Health

Taco Bell tosses kids meals

Fast food giant Taco Bell announced Tuesday it would phase out menu specifically aimed at children

(Sylwia Kapuscinski/ Getty Images)
2006 Getty Images

Taco Bell announced Tuesday that it will eliminate its kids menu and no longer offer promotional toys, heralding itself as the first U.S. fast food chain to discontinue its children’s offerings.

Children meal packages have traditionally acted as a draw for family diners who purchase additional meals with better profit margins. Food industry analysts say the move to eliminate what was, for Taco Bell, a marginal demographic from the company's marketing campaigns, in itself, is a strong move.

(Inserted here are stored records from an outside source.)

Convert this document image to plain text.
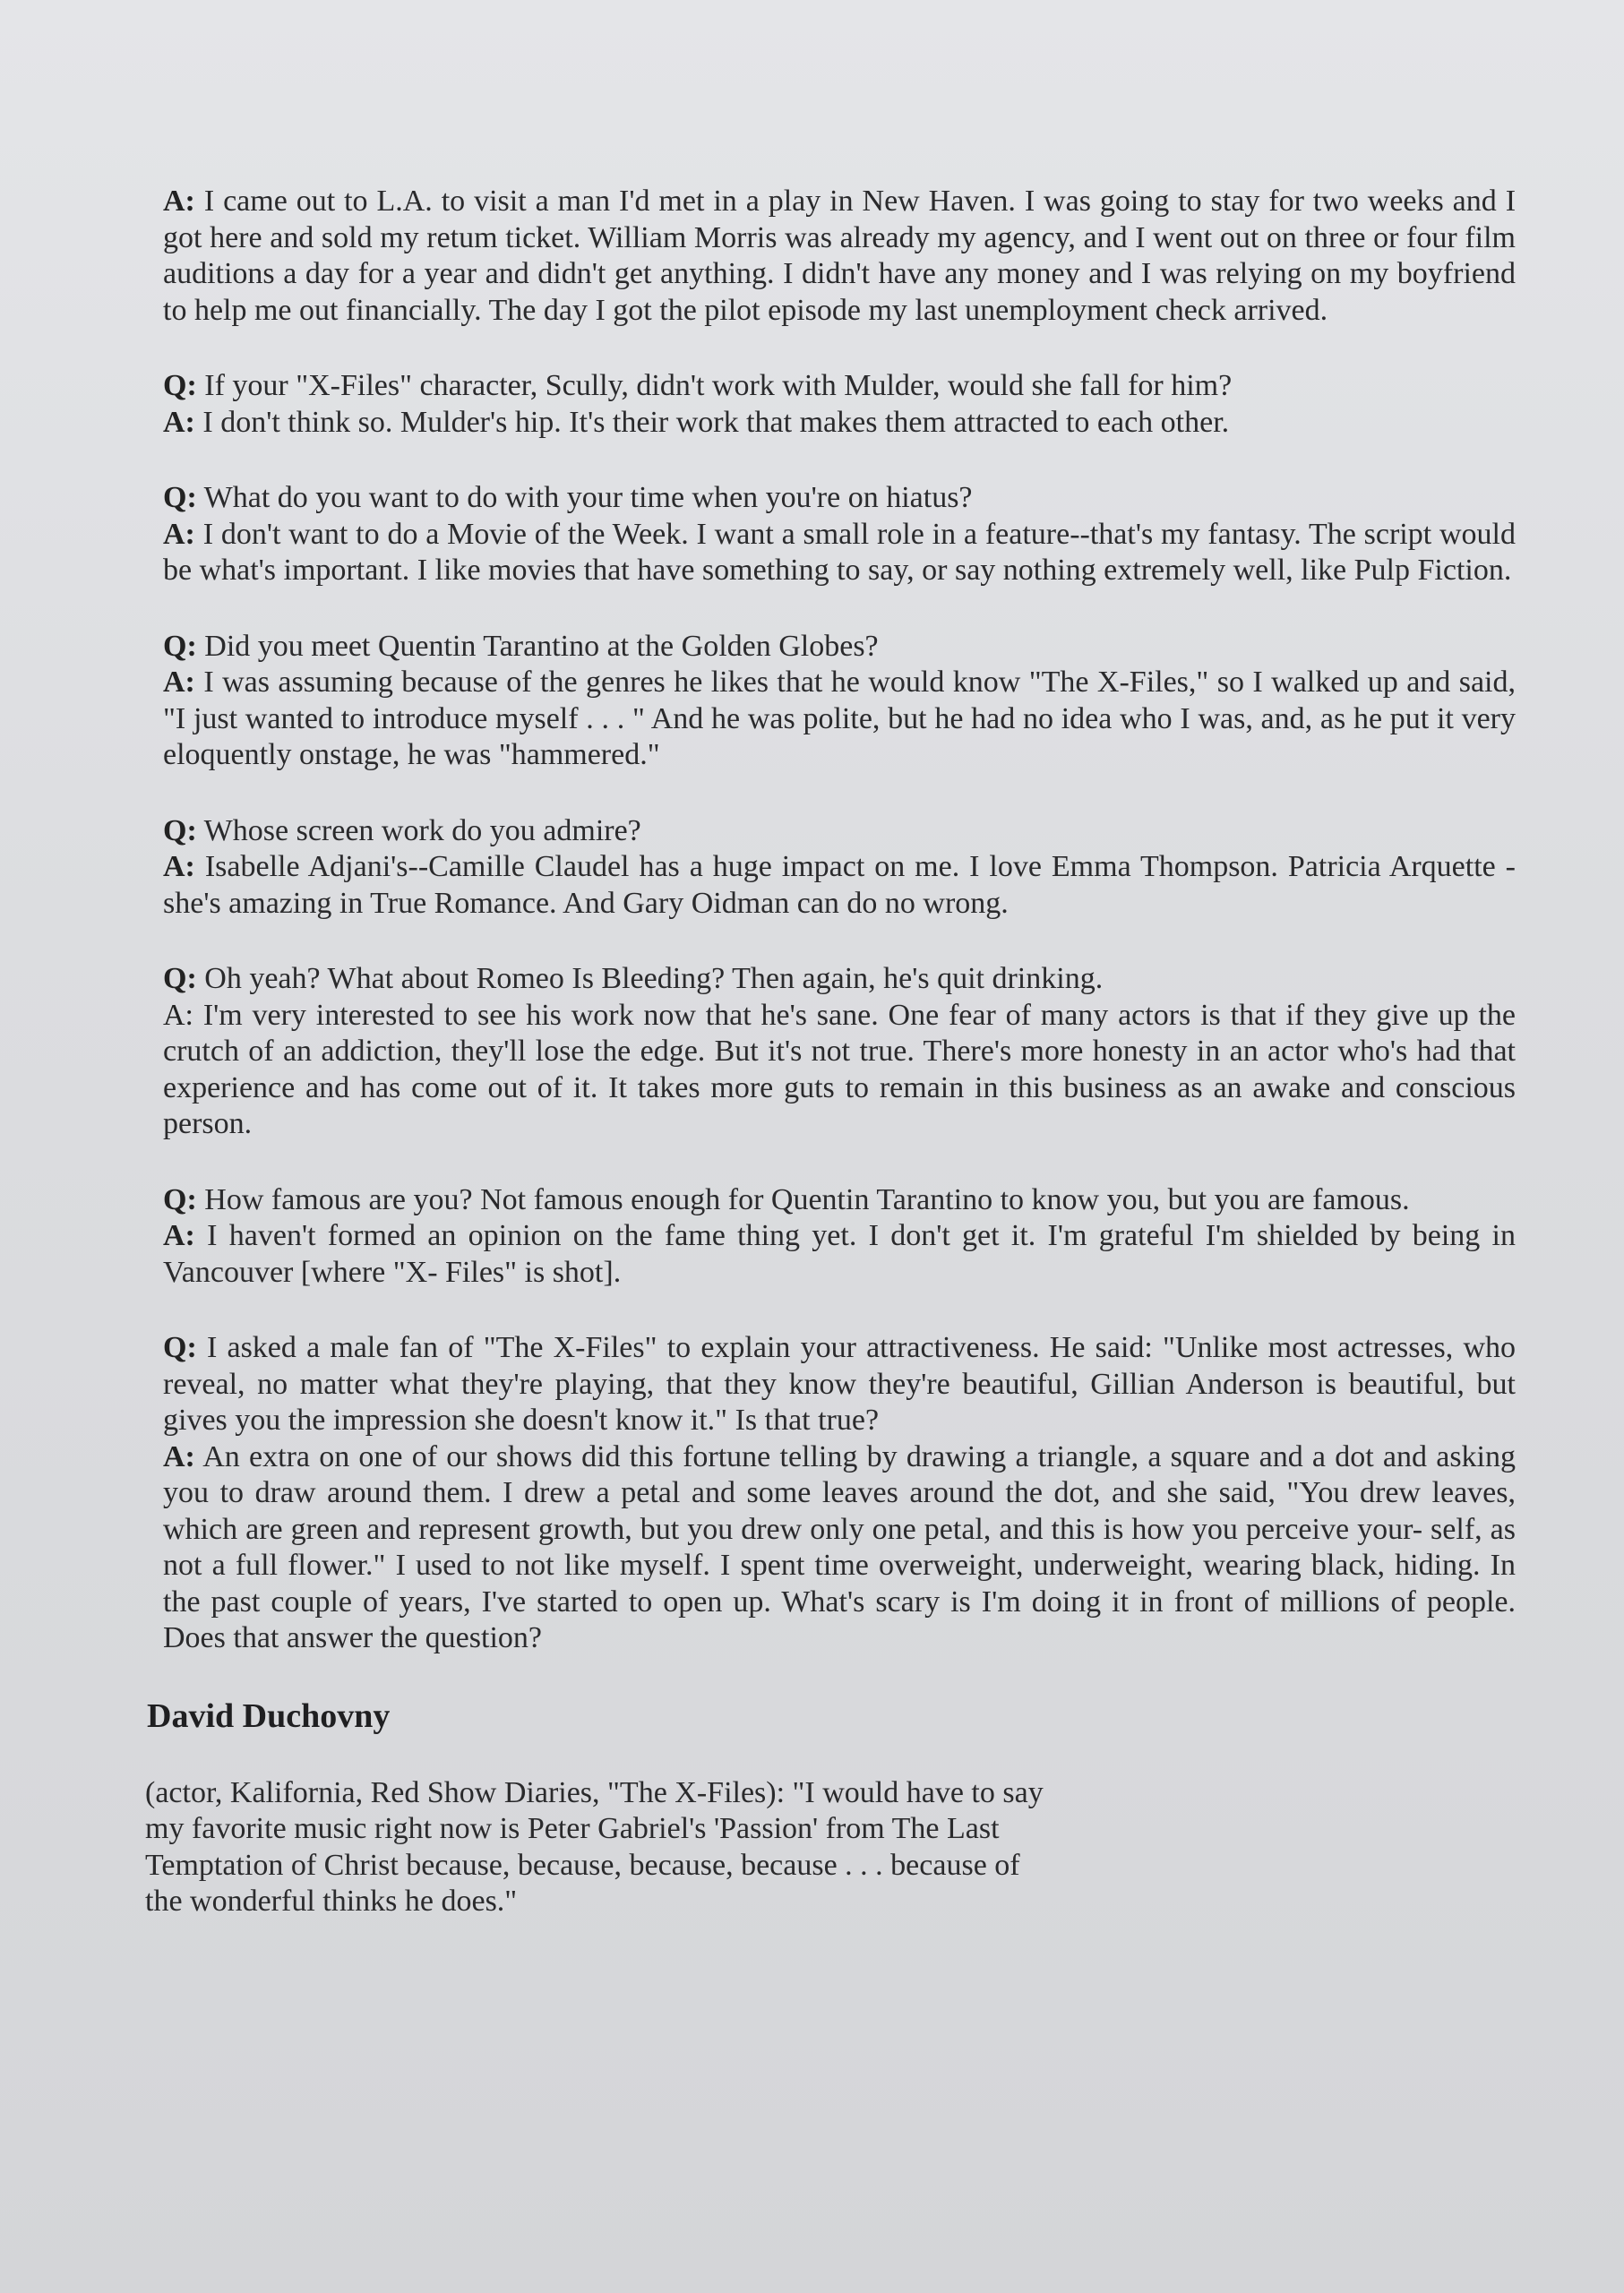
A: I came out to L.A. to visit a man I'd met in a play in New Haven. I was going to stay for two weeks and I got here and sold my retum ticket. William Morris was already my agency, and I went out on three or four film auditions a day for a year and didn't get anything. I didn't have any money and I was relying on my boyfriend to help me out financially. The day I got the pilot episode my last unemployment check arrived.

Q: If your "X-Files" character, Scully, didn't work with Mulder, would she fall for him?

A: I don't think so. Mulder's hip. It's their work that makes them attracted to each other.

Q: What do you want to do with your time when you're on hiatus?

A: I don't want to do a Movie of the Week. I want a small role in a feature--that's my fantasy. The script would be what's important. I like movies that have something to say, or say nothing extremely well, like Pulp Fiction.

Q: Did you meet Quentin Tarantino at the Golden Globes?

A: I was assuming because of the genres he likes that he would know "The X-Files," so I walked up and said, "I just wanted to introduce myself . . . " And he was polite, but he had no idea who I was, and, as he put it very eloquently onstage, he was "hammered."

Q: Whose screen work do you admire?

A: Isabelle Adjani's--Camille Claudel has a huge impact on me. I love Emma Thompson. Patricia Arquette -she's amazing in True Romance. And Gary Oidman can do no wrong.

Q: Oh yeah? What about Romeo Is Bleeding? Then again, he's quit drinking.

A: I'm very interested to see his work now that he's sane. One fear of many actors is that if they give up the crutch of an addiction, they'll lose the edge. But it's not true. There's more honesty in an actor who's had that experience and has come out of it. It takes more guts to remain in this business as an awake and conscious person.

Q: How famous are you? Not famous enough for Quentin Tarantino to know you, but you are famous.

A: I haven't formed an opinion on the fame thing yet. I don't get it. I'm grateful I'm shielded by being in Vancouver [where "X- Files" is shot].

Q: I asked a male fan of "The X-Files" to explain your attractiveness. He said: "Unlike most actresses, who reveal, no matter what they're playing, that they know they're beautiful, Gillian Anderson is beautiful, but gives you the impression she doesn't know it." Is that true?

A: An extra on one of our shows did this fortune telling by drawing a triangle, a square and a dot and asking you to draw around them. I drew a petal and some leaves around the dot, and she said, "You drew leaves, which are green and represent growth, but you drew only one petal, and this is how you perceive your- self, as not a full flower." I used to not like myself. I spent time overweight, underweight, wearing black, hiding. In the past couple of years, I've started to open up. What's scary is I'm doing it in front of millions of people. Does that answer the question?

David Duchovny

(actor, Kalifornia, Red Show Diaries, "The X-Files): "I would have to say

my favorite music right now is Peter Gabriel's 'Passion' from The Last

Temptation of Christ because, because, because, because . . . because of

the wonderful thinks he does."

Although Taco Bell had been under pressure from parents and children’s health advocates, decrying the selling of what they call junk food to kids, company officials said marketing concerns prompted the move.

“We see more opportunity in providing our Millennial customers with a better, more relevant Taco Bell than focusing on kids' meals,” Taco Bell spokesman Rob Poetsch told Al Jazeera in an email.

Children’s offerings “aren’t a part of our brand strategy. As we listen to our customers, they tell us they want a more relevant Taco Bell, so we’re focusing on developing menu items that deliver on ‘food as experience’ such as Cantina Bell and Doritos Locos Tacos,” Poetsch added, the latter referring to the taco with a Dorito chip shell, introduced last year.  

Company CEO Greg Creed lauded the company’s decision to chart new territory in the world of fast food marketing.

“Pioneering this change on our menu is a bold move for our industry, and it makes sense for Taco Bell,” Creed said in a release.

But Poetsch also revealed that children's offerings never actually amounted to much for Taco Bell.

“Kids Meals accounted for less than a half of a percent of our total sales,” he said.

Discontinuing kids meals is a “brilliant marketing move” in itself, said John Stanton, professor of food marketing at St. Joseph’s University in Philadelphia.

“Have you ever been to a Taco Bell? Have you ever seen kids there?”

News of Taco Bell's decision trended high on Google news, hours after the decision was announced.

Stanton explained that most fast food chains “probably don’t make a lot of money off of the kids meals alone.”

“What you want to look at is the whole cash register receipt for everyone who comes in with the kids… It’s like at a grocery store, you can’t think of how much you are making a on a can of beans. You have to think of how much money you are making on Mrs. Smith.”  

Stanton said some fast food chains, like Taco Bell and Five Guys Burgers and Fries, simply do not aim to attract adult customers through their children.

Still, many Taco Bell kid's offerings aren’t going to disappear – the restaurant will start moving individual items like the “Cheese Roll-Up” to the regular menu at various locations this month.

The Roll-Up is billed by the company as “a flour tortilla rolled up with a blend of three real cheeses” The item's 190 calories, 80 of which come from fat, used to be marketed to children.

The menu adjustments are expected to be completed by January 2014.

The Taco Bell kids menu website was down at time of publication.  The Cheese Roll-Up had apparently already made its way to the regular menu.